MANATEE -- Manatee County Clerk of the Circuit Court R.B. "Chips" Shore announced Wednesday that starting July 2, the clerk's office will be reducing the number of hours it is open to the public because of state budget cuts.
The new office hours will be from 9 a.m. to 4 p.m., Monday through Friday. Currently, the office is open to the public from 8:30 a.m. to 5 p.m.
The good news for the public, however, is that much of the legal filing done in the clerk's office, from paying traffic tickets to child support, is available online and can be accessed regardless of office hours.
"It pains me to have to do this, but I hope that our online services will mitigate the impact on our customers that this reduction in hours will have," Shore said.
The change is a direct result of a recent 7 percent statewide budget cut being imposed on Florida's clerks by the state Legislature. After the last round of budget cuts from 2009-2010, the clerk's office was reduced by 24 employees and $1.4 million in funding.
Shore said he is hoping his office will be able to avoid making additional cuts to staff, the remaining members of which have not seen a pay raise in more than five years.
"(They made this cut) without a firm grasp of how the budget reduction to the clerks would affect our courts system," Shore said in a news release.
Employees will continue working until 5 p.m. dealing with court filings.
With this new change in hours, Shore expects to be able to handle all of the criminal cases passed down from the court, but says there is a strong chance that civil cases like divorce and eviction suits will take much longer to address and resolve.
"Luckily, we've been able to move a lot of the criminal cases to electronic filing. One obstacle we still face is a fair number of lawyers and judges still insist on using paper. Once everyone switches over to filing their paperwork electronically, things will run more efficiently," said Shore.
Adam Tebrugge, a Manatee criminal attorney, is one of many local lawyers who has adopted electronic filing practices.

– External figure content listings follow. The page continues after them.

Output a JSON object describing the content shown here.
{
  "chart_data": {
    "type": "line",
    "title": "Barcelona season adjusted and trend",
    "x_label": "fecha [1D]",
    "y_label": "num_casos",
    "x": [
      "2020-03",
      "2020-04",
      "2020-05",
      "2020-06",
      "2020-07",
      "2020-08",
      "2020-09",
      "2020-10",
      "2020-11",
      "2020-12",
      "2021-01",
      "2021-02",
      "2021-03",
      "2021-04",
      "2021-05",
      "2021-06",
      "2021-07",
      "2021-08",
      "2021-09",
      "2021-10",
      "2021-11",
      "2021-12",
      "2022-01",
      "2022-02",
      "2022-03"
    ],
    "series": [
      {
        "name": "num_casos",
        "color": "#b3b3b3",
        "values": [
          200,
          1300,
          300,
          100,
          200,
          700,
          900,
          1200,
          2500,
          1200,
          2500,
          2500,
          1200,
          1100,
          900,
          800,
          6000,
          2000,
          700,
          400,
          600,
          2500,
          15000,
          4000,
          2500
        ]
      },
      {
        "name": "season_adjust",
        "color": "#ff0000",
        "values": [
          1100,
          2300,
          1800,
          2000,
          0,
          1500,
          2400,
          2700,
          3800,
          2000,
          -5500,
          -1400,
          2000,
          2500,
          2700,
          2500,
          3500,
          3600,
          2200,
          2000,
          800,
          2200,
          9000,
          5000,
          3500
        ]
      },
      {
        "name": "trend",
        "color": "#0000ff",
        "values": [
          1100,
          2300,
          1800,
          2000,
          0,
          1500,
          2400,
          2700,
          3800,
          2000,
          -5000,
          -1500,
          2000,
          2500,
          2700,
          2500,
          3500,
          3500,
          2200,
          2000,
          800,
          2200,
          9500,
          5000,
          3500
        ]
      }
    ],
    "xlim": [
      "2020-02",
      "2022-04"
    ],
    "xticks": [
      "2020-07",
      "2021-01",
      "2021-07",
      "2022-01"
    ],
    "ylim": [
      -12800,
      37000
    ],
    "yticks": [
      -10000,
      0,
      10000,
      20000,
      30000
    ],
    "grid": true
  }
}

"A few years ago, I wouldn't have been surprised to hear that some legal professionals were hesitant to file online. These days, if someone can use a computer and they aren't filing their paperwork electronically in Manatee, they probably haven't given it a chance. Its just so simple and convenient," Tebrugge said.
Tebrugge said he is able to file about 95 percent of all of his documents electronically, and only files certain unique things like photographs and exhibits of evidence using other methods.
"These cutbacks are just horrible," said Tebrugge, a Democrat running against Rep. Jim Boyd, R-Bradenton, for a seat in the Florida House of Representatives. "The Manatee Clerk of Court office should be the model for the state of Florida, both online and in person. These people are the backbone of the legal system, and do just a tremendous job."